Bilginin sadece çocukluk ezberleri karşısında yenildiğini düşünüyordu.
Ne yaparsan yap, sadece hikaye kalıyor geriye. Anlatılınca yalan gibi, hiç olmamış gibi gelen.
İnsanlara bakmayı unutmazsan aslında, hiç korkmazsın.
Savaşmayı bırakmış erkek, savaşanlardan daha ürkütücüdür.
Biz, çok güldüğümüzde daha gülerken yakında ağlayacağımızı düşünüp suratını asan insanlarız.
Herkes toprağının kaderini sırtında mı taşır?
Kaç silah varsa o kadar tarih vardır burada.
Yoksullukta savaş gibidir. Ancak dışarıdan bakınca görünür insana verdiği hasar.
Büyüklere yalan söyleyebilirim, ama çocuklara... Bilmem, günah gibi geliyor.
Dilini bilmediğin bir yerde ağlamak fenadır.

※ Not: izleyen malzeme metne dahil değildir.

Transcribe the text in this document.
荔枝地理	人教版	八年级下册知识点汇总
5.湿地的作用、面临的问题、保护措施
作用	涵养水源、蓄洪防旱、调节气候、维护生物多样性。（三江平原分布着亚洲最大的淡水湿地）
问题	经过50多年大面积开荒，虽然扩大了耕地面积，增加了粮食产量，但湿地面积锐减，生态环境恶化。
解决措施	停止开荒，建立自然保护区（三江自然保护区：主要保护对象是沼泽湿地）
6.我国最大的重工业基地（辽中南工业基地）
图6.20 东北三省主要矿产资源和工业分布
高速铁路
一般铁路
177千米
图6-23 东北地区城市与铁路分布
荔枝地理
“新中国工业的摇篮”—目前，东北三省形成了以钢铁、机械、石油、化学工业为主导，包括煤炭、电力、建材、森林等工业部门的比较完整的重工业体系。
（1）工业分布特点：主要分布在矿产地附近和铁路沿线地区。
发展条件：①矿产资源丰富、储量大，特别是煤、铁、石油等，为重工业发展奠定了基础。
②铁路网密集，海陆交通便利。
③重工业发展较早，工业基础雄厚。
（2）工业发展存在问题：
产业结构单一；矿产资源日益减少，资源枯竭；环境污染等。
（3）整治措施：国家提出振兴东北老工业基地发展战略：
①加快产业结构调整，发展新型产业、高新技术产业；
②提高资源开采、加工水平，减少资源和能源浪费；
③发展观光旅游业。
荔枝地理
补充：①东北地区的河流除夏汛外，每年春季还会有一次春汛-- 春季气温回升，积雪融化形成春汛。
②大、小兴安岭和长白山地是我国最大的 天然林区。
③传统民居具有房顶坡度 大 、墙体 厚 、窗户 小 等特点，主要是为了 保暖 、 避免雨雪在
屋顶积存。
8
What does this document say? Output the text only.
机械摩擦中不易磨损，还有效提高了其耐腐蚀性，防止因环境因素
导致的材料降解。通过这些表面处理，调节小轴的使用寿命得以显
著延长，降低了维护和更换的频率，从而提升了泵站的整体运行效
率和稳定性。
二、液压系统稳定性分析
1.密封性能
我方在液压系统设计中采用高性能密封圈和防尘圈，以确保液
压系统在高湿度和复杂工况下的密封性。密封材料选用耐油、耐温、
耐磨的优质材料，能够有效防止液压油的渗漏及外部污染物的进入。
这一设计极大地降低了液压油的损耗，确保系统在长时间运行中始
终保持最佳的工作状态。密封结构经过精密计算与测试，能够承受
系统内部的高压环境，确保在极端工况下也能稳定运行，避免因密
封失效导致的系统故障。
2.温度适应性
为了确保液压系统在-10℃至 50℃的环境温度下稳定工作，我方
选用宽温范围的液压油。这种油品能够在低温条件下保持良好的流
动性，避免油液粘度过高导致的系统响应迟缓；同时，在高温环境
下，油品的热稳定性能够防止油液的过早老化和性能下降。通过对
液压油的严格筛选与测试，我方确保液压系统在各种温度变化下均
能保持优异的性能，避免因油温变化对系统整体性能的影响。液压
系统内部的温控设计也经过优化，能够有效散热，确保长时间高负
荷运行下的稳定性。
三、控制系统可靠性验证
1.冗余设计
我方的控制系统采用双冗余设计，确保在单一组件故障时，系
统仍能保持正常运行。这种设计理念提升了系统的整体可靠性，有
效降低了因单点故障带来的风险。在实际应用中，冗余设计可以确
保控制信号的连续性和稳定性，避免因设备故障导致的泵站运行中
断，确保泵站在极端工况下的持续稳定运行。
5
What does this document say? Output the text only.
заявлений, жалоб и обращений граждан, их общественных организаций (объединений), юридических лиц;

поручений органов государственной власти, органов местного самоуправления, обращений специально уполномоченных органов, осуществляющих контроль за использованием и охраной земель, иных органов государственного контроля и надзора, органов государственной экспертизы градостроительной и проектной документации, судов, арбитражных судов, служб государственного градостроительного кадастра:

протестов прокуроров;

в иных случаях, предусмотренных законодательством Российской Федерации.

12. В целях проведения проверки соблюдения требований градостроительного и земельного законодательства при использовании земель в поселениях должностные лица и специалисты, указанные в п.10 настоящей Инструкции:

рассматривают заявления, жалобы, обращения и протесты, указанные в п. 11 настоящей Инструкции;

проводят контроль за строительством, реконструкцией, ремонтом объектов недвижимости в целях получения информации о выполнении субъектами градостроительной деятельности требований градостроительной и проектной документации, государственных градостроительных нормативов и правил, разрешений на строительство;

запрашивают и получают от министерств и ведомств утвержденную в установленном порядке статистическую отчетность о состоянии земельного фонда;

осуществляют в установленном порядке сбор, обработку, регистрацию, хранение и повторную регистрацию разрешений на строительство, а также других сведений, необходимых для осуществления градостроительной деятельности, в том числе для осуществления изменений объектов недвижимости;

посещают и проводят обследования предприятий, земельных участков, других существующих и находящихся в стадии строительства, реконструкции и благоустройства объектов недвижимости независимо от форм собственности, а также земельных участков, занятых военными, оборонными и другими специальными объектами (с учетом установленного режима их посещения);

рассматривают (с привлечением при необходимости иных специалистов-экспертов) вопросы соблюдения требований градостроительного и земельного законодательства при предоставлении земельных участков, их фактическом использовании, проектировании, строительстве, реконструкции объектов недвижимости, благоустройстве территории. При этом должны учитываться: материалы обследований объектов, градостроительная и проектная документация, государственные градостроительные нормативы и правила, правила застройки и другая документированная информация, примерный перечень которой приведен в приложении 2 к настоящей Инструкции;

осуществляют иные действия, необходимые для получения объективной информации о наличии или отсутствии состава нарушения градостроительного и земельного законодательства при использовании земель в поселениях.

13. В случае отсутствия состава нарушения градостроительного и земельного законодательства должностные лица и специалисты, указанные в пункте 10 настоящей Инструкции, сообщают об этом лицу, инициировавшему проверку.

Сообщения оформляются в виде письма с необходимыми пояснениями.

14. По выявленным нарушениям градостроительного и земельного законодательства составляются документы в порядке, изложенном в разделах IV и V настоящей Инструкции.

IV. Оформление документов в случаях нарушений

Çünkü seni, senin dilinden susturacak kimse yoktur.
Hiç kimse olmaya cesaret et Filipina. Hikayeler orada başlar.
Yara, en canlı yeridir gövdenin. Hareket oradadır. Can, tam yaradadır. kimilerimiz, kan gibidir. Yaranın olduğu yöne doğru akar.
Öfkesi da büyük olan eninde sonunda kazanır.
Kimse günahını hatırlamıyor, kimse alacağı intikamı unutmuyor.
Bir diğer kitabımız/kitaplarımız da kitaplaşma etkinliğinden Türk mitolojisi. İkinci kitabımız da babamın kitaplarında Mitolojiden efsaneye
İkisini beraber okuyayım dedim. sıradan okur için oldukça sıkıcı uslup'a sahip. Yok ben tarih öğrencisiyim kaynağı, sıkıcı notları da olsun diyorsanız, iki kitabı da beğenirsiniz :)
Çok şükür atalarımız Talas savaşında İslamiyeti kabul etmişler de kuşa, böceğe değer vermekten kurtulmuşuz. Kuşlar, böcekler lafın gelişi tabi ki.
Neyse bir diğer kitabımız Samiha Ayverdi den. Oldukça güzel kısa öykülerden oluşuyor herkese tavsiye ederim.
kısa kısa notlar;
Mecaz hakikatin köprüsüdür. Hakikat ise ilahi aşktır.
O beşeri aşkların zaten ilahi olduğu olduğu müjdesini de beraberinde taşır.
Vücut gaye değil vasıtadır; insan maddi varlığı manayı taşımakta olduğu için hürmet edilmeye layıktır.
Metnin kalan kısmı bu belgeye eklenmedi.